13.03.2010

deaktywacja hiperłączy aluzji literackich

Brudnicki (1936) pisał o Nowaku w 1981 roku:

Poruszając poszczególne zagadnienia, krytyka nie zdołała rozwiązać podstawowego problemu prozy Nowaka, mianowicie wyjaśnić, w jaki sposób pisarz ten potrafi połączyć w organiczną całość kategorie i obrazy uniwersalne ze sfery mitologii z literackim przetwarzaniem konkretnych wydarzeń historycznych i niemal faktografią, nie gubiąc ani ich konkretności, ani walorów symbolicznych.

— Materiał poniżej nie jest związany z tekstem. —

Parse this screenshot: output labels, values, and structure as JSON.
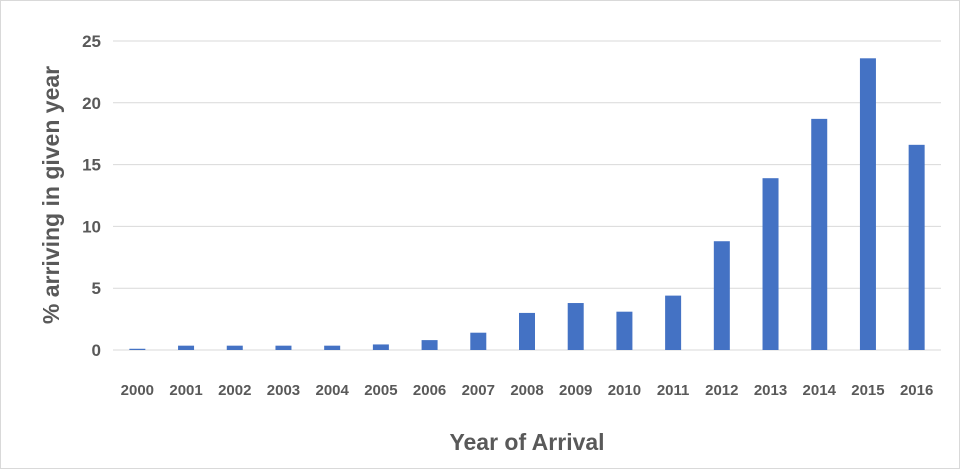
{
  "chart_data": {
    "type": "bar",
    "title": "",
    "xlabel": "Year of Arrival",
    "ylabel": "% arriving in given year",
    "ylim": [
      0,
      25
    ],
    "yticks": [
      0,
      5,
      10,
      15,
      20,
      25
    ],
    "grid": true,
    "legend": "none",
    "bar_color": "#4472c4",
    "grid_color": "#d9d9d9",
    "text_color": "#595959",
    "categories": [
      "2000",
      "2001",
      "2002",
      "2003",
      "2004",
      "2005",
      "2006",
      "2007",
      "2008",
      "2009",
      "2010",
      "2011",
      "2012",
      "2013",
      "2014",
      "2015",
      "2016"
    ],
    "values": [
      0.1,
      0.35,
      0.35,
      0.35,
      0.35,
      0.45,
      0.8,
      1.4,
      3.0,
      3.8,
      3.1,
      4.4,
      8.8,
      13.9,
      18.7,
      23.6,
      16.6
    ]
  }
}
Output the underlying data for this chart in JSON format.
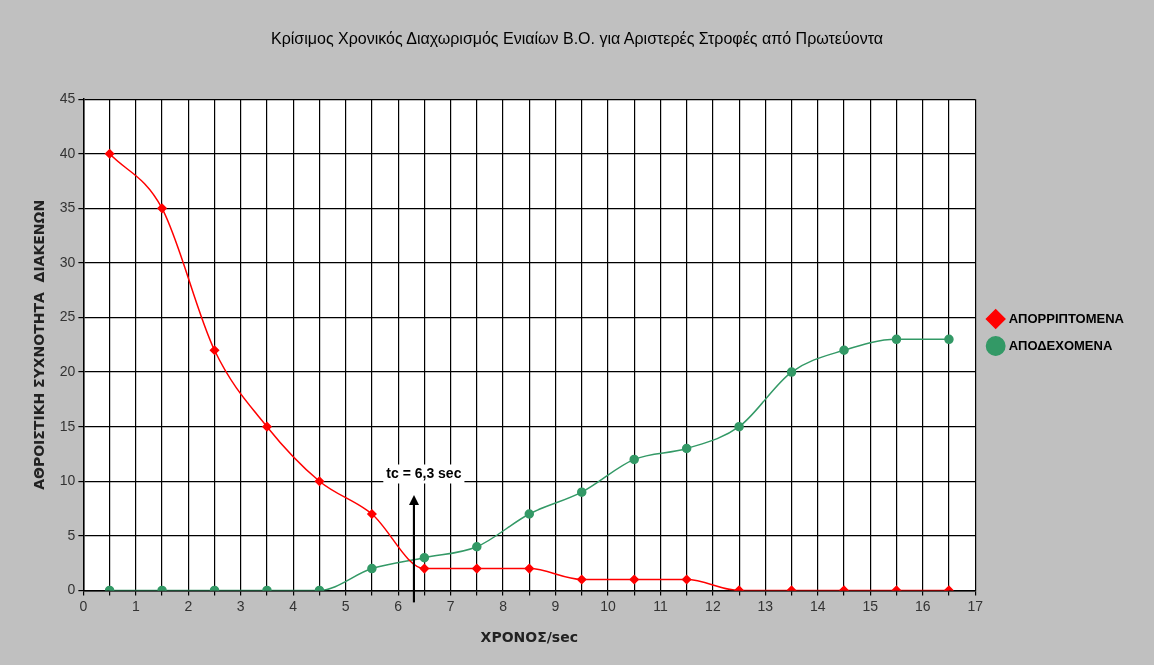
{
  "chart_data": {
    "type": "line",
    "title": "Κρίσιμος Χρονικός Διαχωρισμός Ενιαίων Β.Ο. για Αριστερές Στροφές από Πρωτεύοντα",
    "xlabel": "ΧΡΟΝΟΣ/sec",
    "ylabel": "ΑΘΡΟΙΣΤΙΚΗ ΣΥΧΝΟΤΗΤΑ  ΔΙΑΚΕΝΩΝ",
    "x": [
      0.5,
      1.5,
      2.5,
      3.5,
      4.5,
      5.5,
      6.5,
      7.5,
      8.5,
      9.5,
      10.5,
      11.5,
      12.5,
      13.5,
      14.5,
      15.5,
      16.5
    ],
    "series": [
      {
        "name": "ΑΠΟΡΡΙΠΤΟΜΕΝΑ",
        "color": "#ff0000",
        "marker": "diamond",
        "values": [
          40,
          35,
          22,
          15,
          10,
          7,
          2,
          2,
          2,
          1,
          1,
          1,
          0,
          0,
          0,
          0,
          0
        ]
      },
      {
        "name": "ΑΠΟΔΕΧΟΜΕΝΑ",
        "color": "#339966",
        "marker": "circle",
        "values": [
          0,
          0,
          0,
          0,
          0,
          2,
          3,
          4,
          7,
          9,
          12,
          13,
          15,
          20,
          22,
          23,
          23
        ]
      }
    ],
    "xlim": [
      0,
      17
    ],
    "xticks": [
      0,
      {
        "value": 0.5,
        "label": null
      },
      1,
      {
        "value": 1.5,
        "label": null
      },
      2,
      {
        "value": 2.5,
        "label": null
      },
      3,
      {
        "value": 3.5,
        "label": null
      },
      4,
      {
        "value": 4.5,
        "label": null
      },
      5,
      {
        "value": 5.5,
        "label": null
      },
      6,
      {
        "value": 6.5,
        "label": null
      },
      7,
      {
        "value": 7.5,
        "label": null
      },
      8,
      {
        "value": 8.5,
        "label": null
      },
      9,
      {
        "value": 9.5,
        "label": null
      },
      10,
      {
        "value": 10.5,
        "label": null
      },
      11,
      {
        "value": 11.5,
        "label": null
      },
      12,
      {
        "value": 12.5,
        "label": null
      },
      13,
      {
        "value": 13.5,
        "label": null
      },
      14,
      {
        "value": 14.5,
        "label": null
      },
      15,
      {
        "value": 15.5,
        "label": null
      },
      16,
      {
        "value": 16.5,
        "label": null
      },
      17
    ],
    "ylim": [
      0,
      45
    ],
    "yticks": [
      0,
      5,
      10,
      15,
      20,
      25,
      30,
      35,
      40,
      45
    ],
    "ref_lines": [
      {
        "axis": "x",
        "value": 6.3,
        "label": "tc = 6,3 sec",
        "color": "#000000"
      }
    ],
    "grid": true,
    "legend": "right",
    "line_style": "solid"
  }
}
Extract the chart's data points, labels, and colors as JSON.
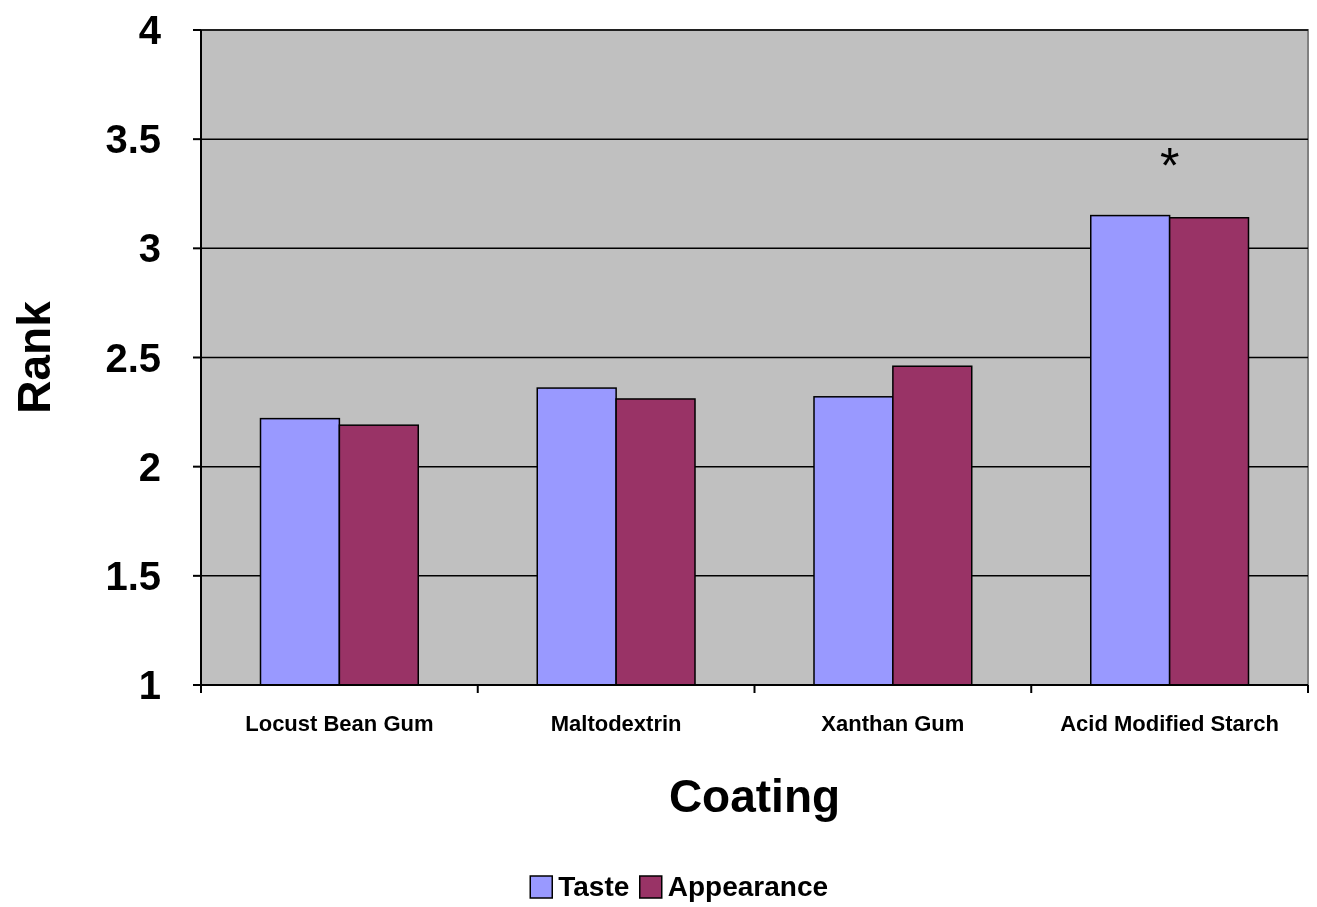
{
  "chart_data": {
    "type": "bar",
    "xlabel": "Coating",
    "ylabel": "Rank",
    "categories": [
      "Locust Bean Gum",
      "Maltodextrin",
      "Xanthan Gum",
      "Acid Modified Starch"
    ],
    "series": [
      {
        "name": "Taste",
        "color": "#9999ff",
        "values": [
          2.22,
          2.36,
          2.32,
          3.15
        ]
      },
      {
        "name": "Appearance",
        "color": "#993366",
        "values": [
          2.19,
          2.31,
          2.46,
          3.14
        ]
      }
    ],
    "ylim": [
      1,
      4
    ],
    "yticks": [
      1,
      1.5,
      2,
      2.5,
      3,
      3.5,
      4
    ],
    "grid": "y",
    "legend": "bottom",
    "annotations": [
      "*"
    ]
  }
}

Jest rok 2010. Nie dostrzegam w prozie Nowaka nawet strzępów konkretnych wydarzeń historycznych. Orientację czasu powieści zyskuję dzięki analizie symptomów postępu technicznego w świecie przedstawionym. Hiperłącza aluzji deaktywowały się. Śnieg zawiał intersemiotyczne ścieżki dostępu. Zostałam z czystym tekstem, w dodatku bez autorskich podkreśleń – poruszam się po gładkiej powierzchni lodu, nie wiem, w których miejscach wiercono niegdyś przeręble. Odcięto mnie od pożywienia tych, którzy wędrowali tędy przede mną.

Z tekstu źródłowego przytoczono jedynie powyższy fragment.